Found on Ironman.com and written by Jessica Elliott
If any of these quirks describe you, watch out, there may be a PR in your near future.
Triathletes come from different backgrounds, range greatly in age and often take completely different approaches to training and racing. But, deep down, we know we’re all cut from the same cloth. That’s why there’s an instant camaraderie among us—it’s clear that we share the same sort of “crazy;” those personality ticks that keep us going day in and day out. The idiosyncrasies that justify jumping out of bed at 4 a.m. to fit a swim in. That unbreakable internal drive. Which of the following traits can you identify with?
1. We can deftly balance a jam-packed schedule. We might not always be OCD, but we know how to stay organized enough to get our workouts in, even if it means there’s a little chaos at home. “I have a client who is an attorney and he does all of his legal research while he’s on an indoor trainer,” says triathlete and coach Peter Russo of Russo Racing in Rumford, Rhode Island. We’ve tweaked our routines down to the minute. We can go from training attire to dinner date ready in 15 minutes—flat.
2. We are maxed out on self-discipline. Waking up at 4 a.m.? We revel in it. “I cherish most 4 a.m. alarms because everyone else loathes them,” says Eric Keltner, a Dallas triathlete and father of two who is training for Memorial Hermann IRONMAN Texas. “The window between 4 a.m. to 6:30 a.m. is mine to own and, by the time I get to the office, I’ve accomplished more than most will all day.”
3. We’re laser-focused about our goals. We make the sacrifices necessary to reach them—no matter how odd it might appear. From skipping out early during Friday night gatherings and running circles around the parking lot make our watch read 10 miles instead of 9.92, or even wearing ill-fitting borrowed gear to make sure a workout is completed, we make it happen. “I had a client who worked on her balance while brushing her teeth at night by standing on one foot,” says Casey Arendt, an Austin triathlete and coach with Go the Distance Coaching. Call us strange, but that’s our normal. There’s no room for compromise.

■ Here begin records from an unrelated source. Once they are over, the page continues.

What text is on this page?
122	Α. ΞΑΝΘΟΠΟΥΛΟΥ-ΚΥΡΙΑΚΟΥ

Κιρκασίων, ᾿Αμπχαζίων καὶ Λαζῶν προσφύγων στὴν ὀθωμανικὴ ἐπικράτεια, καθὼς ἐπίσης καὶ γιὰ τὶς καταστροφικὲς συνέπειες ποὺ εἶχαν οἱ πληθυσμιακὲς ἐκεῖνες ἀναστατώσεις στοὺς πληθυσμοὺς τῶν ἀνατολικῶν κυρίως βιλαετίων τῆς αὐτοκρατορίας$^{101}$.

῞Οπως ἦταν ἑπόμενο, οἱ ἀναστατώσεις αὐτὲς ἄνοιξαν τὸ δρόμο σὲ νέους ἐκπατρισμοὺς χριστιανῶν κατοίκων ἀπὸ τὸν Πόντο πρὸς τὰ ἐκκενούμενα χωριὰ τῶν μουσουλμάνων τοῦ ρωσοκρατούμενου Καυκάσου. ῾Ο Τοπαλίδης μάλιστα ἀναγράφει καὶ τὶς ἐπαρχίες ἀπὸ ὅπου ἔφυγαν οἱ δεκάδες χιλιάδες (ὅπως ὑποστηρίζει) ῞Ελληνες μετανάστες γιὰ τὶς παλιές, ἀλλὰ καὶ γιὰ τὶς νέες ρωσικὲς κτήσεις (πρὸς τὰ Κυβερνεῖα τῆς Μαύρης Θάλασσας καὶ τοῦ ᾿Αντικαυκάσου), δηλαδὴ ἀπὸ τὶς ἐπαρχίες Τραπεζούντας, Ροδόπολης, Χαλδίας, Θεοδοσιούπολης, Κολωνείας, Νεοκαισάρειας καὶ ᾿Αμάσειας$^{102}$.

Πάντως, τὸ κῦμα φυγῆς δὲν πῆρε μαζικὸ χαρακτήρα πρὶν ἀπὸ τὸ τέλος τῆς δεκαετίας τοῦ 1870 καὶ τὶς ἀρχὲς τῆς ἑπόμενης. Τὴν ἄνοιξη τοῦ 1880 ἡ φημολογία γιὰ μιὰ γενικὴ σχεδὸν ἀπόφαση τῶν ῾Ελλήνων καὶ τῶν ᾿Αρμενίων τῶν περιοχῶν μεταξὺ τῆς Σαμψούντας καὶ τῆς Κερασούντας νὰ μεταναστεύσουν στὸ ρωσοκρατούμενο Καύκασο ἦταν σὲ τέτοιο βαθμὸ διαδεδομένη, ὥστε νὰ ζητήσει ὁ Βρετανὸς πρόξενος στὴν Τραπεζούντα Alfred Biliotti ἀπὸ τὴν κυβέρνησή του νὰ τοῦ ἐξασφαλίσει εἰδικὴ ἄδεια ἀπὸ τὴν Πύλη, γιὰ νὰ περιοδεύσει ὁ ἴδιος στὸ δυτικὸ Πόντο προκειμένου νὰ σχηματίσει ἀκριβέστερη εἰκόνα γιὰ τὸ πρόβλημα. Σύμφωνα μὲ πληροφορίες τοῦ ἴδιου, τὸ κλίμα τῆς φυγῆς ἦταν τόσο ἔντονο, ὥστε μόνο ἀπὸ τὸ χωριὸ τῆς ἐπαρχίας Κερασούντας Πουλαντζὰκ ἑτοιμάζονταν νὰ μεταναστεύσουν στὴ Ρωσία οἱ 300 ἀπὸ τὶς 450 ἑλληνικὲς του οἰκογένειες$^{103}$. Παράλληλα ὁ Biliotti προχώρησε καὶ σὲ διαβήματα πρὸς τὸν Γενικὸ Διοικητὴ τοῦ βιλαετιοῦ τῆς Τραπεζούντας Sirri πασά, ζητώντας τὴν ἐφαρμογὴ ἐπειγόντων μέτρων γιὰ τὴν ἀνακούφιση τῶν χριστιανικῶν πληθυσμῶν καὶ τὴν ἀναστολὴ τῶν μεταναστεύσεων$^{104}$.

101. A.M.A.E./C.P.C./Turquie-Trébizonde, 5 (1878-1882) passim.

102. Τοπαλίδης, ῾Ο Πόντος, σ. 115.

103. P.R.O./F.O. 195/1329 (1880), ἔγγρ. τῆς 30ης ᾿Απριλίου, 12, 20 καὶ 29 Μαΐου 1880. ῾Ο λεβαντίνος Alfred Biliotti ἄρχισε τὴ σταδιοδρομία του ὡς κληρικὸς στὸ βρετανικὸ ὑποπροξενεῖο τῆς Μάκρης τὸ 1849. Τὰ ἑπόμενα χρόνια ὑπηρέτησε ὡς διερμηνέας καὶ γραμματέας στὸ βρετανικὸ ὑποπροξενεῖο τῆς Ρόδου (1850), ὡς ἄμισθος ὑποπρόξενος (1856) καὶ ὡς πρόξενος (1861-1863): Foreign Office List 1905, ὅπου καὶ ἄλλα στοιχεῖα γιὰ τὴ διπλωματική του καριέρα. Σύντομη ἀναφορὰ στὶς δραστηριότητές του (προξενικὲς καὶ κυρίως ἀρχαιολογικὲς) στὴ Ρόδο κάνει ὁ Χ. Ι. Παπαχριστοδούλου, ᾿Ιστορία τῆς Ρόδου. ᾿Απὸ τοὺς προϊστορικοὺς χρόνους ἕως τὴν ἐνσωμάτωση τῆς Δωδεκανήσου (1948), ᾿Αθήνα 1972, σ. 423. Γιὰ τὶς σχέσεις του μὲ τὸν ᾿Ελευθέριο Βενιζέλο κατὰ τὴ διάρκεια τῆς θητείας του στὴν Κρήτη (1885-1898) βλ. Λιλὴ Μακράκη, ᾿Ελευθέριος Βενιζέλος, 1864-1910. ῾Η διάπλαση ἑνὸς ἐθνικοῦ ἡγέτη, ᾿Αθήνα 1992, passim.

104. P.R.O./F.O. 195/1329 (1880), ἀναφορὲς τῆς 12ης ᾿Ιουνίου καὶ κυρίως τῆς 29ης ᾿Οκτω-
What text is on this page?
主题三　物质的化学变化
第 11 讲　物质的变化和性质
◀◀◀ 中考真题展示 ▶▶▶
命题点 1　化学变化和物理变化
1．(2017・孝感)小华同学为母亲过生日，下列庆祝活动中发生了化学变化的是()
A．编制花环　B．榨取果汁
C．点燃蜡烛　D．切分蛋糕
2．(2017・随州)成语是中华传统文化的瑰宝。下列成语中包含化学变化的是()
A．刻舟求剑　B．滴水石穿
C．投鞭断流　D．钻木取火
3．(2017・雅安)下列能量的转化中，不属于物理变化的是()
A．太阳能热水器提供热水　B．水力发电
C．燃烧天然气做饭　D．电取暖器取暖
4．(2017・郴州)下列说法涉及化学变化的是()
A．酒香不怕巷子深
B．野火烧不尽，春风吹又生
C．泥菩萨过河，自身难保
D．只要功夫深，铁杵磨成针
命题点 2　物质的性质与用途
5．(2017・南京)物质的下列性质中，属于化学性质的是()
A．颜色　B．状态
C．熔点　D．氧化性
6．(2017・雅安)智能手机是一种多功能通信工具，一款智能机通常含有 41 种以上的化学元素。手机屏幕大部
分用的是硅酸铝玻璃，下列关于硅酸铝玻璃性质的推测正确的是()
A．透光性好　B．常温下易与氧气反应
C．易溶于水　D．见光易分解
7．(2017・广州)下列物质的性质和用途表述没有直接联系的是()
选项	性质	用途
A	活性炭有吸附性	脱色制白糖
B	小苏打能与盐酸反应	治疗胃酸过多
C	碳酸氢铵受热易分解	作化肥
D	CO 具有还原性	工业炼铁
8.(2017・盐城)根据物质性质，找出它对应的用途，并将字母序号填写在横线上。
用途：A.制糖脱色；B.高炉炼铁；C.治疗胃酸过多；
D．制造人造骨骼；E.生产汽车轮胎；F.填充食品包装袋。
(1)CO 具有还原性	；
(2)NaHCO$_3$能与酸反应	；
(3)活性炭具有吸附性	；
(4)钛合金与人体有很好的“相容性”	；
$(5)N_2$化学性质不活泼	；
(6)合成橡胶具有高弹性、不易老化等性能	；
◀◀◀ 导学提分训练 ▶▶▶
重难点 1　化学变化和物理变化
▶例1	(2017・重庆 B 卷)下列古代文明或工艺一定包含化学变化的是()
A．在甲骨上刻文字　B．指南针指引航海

4. We take goals one step further. We don’t just want to participate in a certain race or cross the finish line at that first IRONMAN 70.3 race, we want to do it as fast as we know we can. If we don’t hit those goals, we commiserate for awhile—then get back to it. We aren’t afraid to fail.
5. Pain management is fun for us. We thrive on the inevitable suffering with strength and grace. We live by inspirational quotes, sayings and mottos. They give us things to think about while we’re conquering the uncomfortable. You’ll find them hanging in our pain caves, or posted on our Facebook walls.
6. We welcome obstacles, adversity and pressure. These not only make great race stories—those sub-30-degree temps and 30-mile-per-hour gusts at IRONMAN Florida? Five flats in one race? They give us a chance to push our mental and physical boundaries. And we’ll gladly tell you about our battle wounds, from blisters to missing toenails.
7. We’re in love with our sport. While we might not favor one of the disciplines, the combination outweighs any drudgery. We find triathlon inexplicably exciting, no matter how well we perform and, if we’re honest, an endurance race is more bearable when there’s variety.
8. We are persistent and determined (with a dash of stubbornness.) Injury or life challenges aren’t enough to deter the disciplined triathlete from meeting the goal. Sure, we might loathe, whine and try every treatment imaginable to get us on the fast-track to recovery, but there is one thing we don’t do, and will never do: give up.
9. We are competitive, both with ourselves and others. First and foremost, we do this because we live for seeing what we can achieve. While proving it to our peers and coaches is nice, and yeah, it’s a pretty great day if we happen to find ourselves on the podium, we’re really in it because of an unstoppable internal drive. But we’ll admit that we’re also keeping an eye on the person next to us cranking the pace on the treadmill, or trying to overtake us down the length of the pool. We will beat them. We’re genuinely thankful that they’re there to motivate us.
10. We love to share our knowledge and convert our friends. It’s taken us awhile to hone our diets, strategies and routines, and we like to share our successes to make life easier for sport newbies. It’s even better if the beginner is someone we like—a little friendly competition never hurt anyone.
11. We know that it takes one to know one. We love joining tri-related Facebook forums and providing and gaining advice, or dissecting races. “Where else can you share horror stories of how your bladder held up—or didn’t?” says Wausau, Wisconsin triathlete Gina Cornell, who recently raced IRONMAN Cozumel. “Many late-night messages and posts helped me prepare for the race, and get excited, or even nervous. Changing current … what?!” We find camaraderie in these outlets, and know that it’s the best way to avoid driving our family members off.
Jessica Elliot is a Dallas-based freelance writer and IRONMAN athlete.